Clearly Identify if a remote path is a dir or file?

I see from this post a few years ago named "how-to-quickly-know-if-a-remote-path-is-a-file-or-directory" (I can't post the link) that this question was asked and a response was provided that seems the output is for human review on a one by one basis.

I am curious if

  1. since then there have been any newly available ways to handle this
    and
  2. there a way to make this determination more succinctly (i.e. perhaps a command that returns boolean response if it is a file or dir or a command that returns "dir" or "file") so a script that is reading a config file for paths to "rclone copy" can choose to do something different if it can determine that the remote path is a dir vs a file ahead of time?

Ok, I didn't catch in the previous thread that there was a return value of 1 or 0 in the proposed solution.

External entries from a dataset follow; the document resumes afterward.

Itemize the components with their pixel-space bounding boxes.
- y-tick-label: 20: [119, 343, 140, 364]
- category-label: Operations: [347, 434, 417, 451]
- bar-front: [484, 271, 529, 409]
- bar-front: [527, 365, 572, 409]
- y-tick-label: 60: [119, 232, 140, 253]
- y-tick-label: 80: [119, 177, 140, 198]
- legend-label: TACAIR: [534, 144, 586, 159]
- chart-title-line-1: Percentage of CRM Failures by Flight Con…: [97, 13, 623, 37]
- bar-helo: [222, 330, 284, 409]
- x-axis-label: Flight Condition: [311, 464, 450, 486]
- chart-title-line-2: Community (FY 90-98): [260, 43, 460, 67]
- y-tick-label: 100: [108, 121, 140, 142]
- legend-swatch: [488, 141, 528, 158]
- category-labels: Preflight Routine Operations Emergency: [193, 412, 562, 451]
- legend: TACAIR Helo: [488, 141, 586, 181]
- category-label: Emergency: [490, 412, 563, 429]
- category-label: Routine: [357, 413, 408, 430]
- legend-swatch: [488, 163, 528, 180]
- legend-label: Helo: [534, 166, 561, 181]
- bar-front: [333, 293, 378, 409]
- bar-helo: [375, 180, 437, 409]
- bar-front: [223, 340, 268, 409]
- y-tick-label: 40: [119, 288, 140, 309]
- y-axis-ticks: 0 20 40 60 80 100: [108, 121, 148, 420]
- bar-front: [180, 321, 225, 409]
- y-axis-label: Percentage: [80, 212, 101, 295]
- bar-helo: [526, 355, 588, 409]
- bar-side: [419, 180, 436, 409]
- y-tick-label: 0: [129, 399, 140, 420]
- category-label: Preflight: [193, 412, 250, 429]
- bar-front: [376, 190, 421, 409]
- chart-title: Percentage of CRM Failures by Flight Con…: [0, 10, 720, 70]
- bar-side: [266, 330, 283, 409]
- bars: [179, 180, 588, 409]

So I guess a bash function like this could be used to wrap that approach:

function get_type() {
  rclone rmdir -vv --dry-run $1 > /dev/null 2>&1
  [[ $? = 1 ]] && echo "file" || echo "dir"
} 

So, my question if this above is handleable yet in the rclone commands yet or if this is the only way still.

This could probably used to be enhanced to first check if the path is valid / exists, so it doesn't just return "directory" when the path doesn't exist.

Returning to update my previous answer with a bash function that checks if the path is a "file" or a "directory" using json, which also reports if the path is "not found" and if it is a "container/bucket dir" as well.

This requires you have jq installed (ex: apt-get install jq or brew install jq or ...)

function get_type_using_json() {
  path=$1
  base_name=$(basename ${path##*:})
  entry_json=$(rclone lsjson $path | NAME=$base_name jq -c '.[] | select(.Name=env.NAME)')
  file_exists=$([ "x$(jq -r '.Name' <<< "$entry_json")" = "x$base_name" ] && echo true || echo false)
  if $file_exists; then
    echo "file"
  else
    [[ $(dirname $path) = "." ]] && parent_dir="${path%%:*}:" || parent_dir=$(dirname $path)
    entry_json=$(rclone lsjson $parent_dir | NAME=$base_name jq -c '.[] | select(.Name==env.NAME)')
    is_dir=$([ "x$(jq '.IsDir' <<< "$entry_json")" = "xtrue" ] && echo true || echo false)
    if $is_dir; then
      is_container=$([ "x$(jq '.IsBucket' <<< "$entry_json")" = "xtrue" ] && echo true || echo false)
      if $is_container; then
        echo "container dir"
      else
        echo "dir"
      fi
    else
      echo "not found"
    fi
  fi
}

Above seems to work albeit with minimal testing. If anyone has any suggested improvements that would be great. One improvement could be if only one call to the remote was needed instead of 2 to make this determination.

It seems that all of this would be better handled in the compiled rclone code instead of needing to do this in the script calling rclone. Then it could be a command rclone makes available to the script.

I did get half way through making a --stat flag for lsjson (or maybe an rclone stat command would be better)

This would produce a single lsjson entry about the directory or the file.

...

What you could to is use this

$ rclone rc --loopback operations/list fs=/tmp/file remote=
2021/03/05 11:48:27 Failed to rc: loopback call failed: is a file not a directory
$ rclone rc --loopback operations/list fs=/tmp/dir remote=
{
	"list": []
}

I think that should be 100% reliable

Hey Nick,

Interesting... not sure what that rc command and options you list out is supposed to be doing really but I did just try it and I noticed that it returns the same result for an empty but existing dir as for a non-existent path and the same for a container/bucket dir. Basically all 3 cases return a json with a "list" key that is an empty array.

I like your idea of a rclone stat or a --stat flag. It would be great if when called on any path, it would report on whether it is a file, a dir, a container/bucket dir, or non-existent path.

Perhaps a rclone exists would be useful as well that could really just internally call rclone stat and determine if the path exists or not.

I don't think you said which file system you are using, but it sounds like s3 or swift - something bucket container based.

In that case the above won't work for non-existent directories. On bucket based systems, directories don't actually exist at all so you are quite at liberty to list a non-existing one.

I think we should make an issue about this. I've got some half finished code and I should probably attach it to the issue.

Can you please make a new feature request issue on github so we've got a record of it.